New from Whole Foods, Smaller Stores!

Categories Shopping 

Even though supermarket chains have mostly eliminated small grocers from neighborhoods, they can’t eliminate the need for them. Whole Foods should really borrow a page from Apple’s playbook and open Whole Foods mini-stores in neighborhoods and dense urban areas. A small neighborhood Whole Foods could be the perfect place for basics (milk and soy milk, eggs, O.J.), a pre-made sandwich, some produce, cheese, wine, perhaps a small meat or fish counter, and, of course, fresh bread and pastries.

In Washington, DC the chain Marvelous Market has done this, and I know from experience how convenient they are. However, Marvelous Market focuses on bread, deserts (they make amazing brownies), and a few other posh items, but lacks produce or basics like milk and eggs. Whole Foods could easily supply the posh chesses, breads, and baked goods, but also the milk and eggs range of products.

I’d love to see Whole Foods try something like this. Utilizing small spaces that customers can walk is consistent with their philosophy that urges them to reduce energy and promote locally grown products. Also, while Whole Foods purchases energy credits to offset the energy use of each of their stores, I don’t believe they offset the energy to build their enormous stores. It seems that by renovating existing spaces for smaller stores, they can create a new store with a much smaller environmental impact that would be incredibly convenient to customers.


As much I don't want to see Whole Foods destroying my neighborhood markets, this is a great idea for them.

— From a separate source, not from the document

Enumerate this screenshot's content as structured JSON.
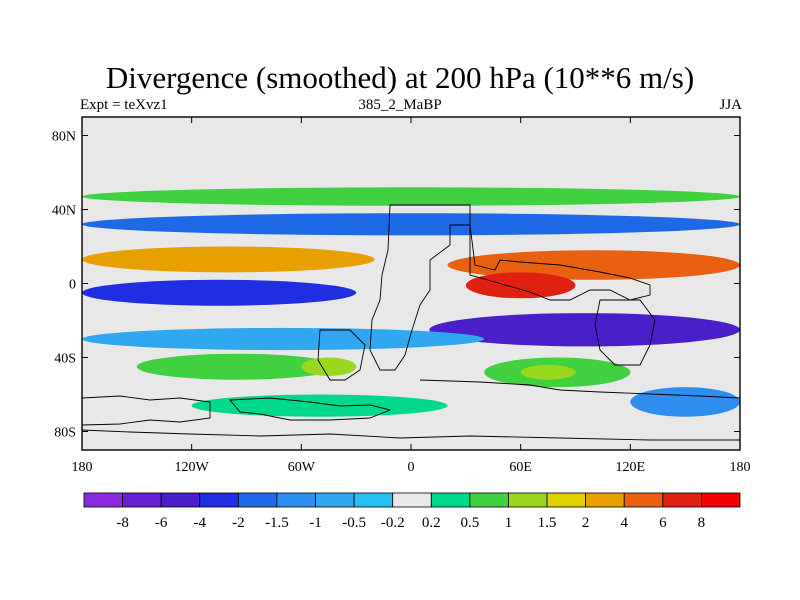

I'm in London right now, and, since the last time I've been here, Marks and Spencers (a massive department store initially, which included a supermarket in the basement, and which later branched into supermarkets around the city) has opened up a chain on mini marks and spencers food shops. They've put them all over, including in train and subway stations and malls. They have sandwiches on the go, as well as the regular goods you're refering too, all high class and posh. I have to believe that Whole Foods would succeed with the same model.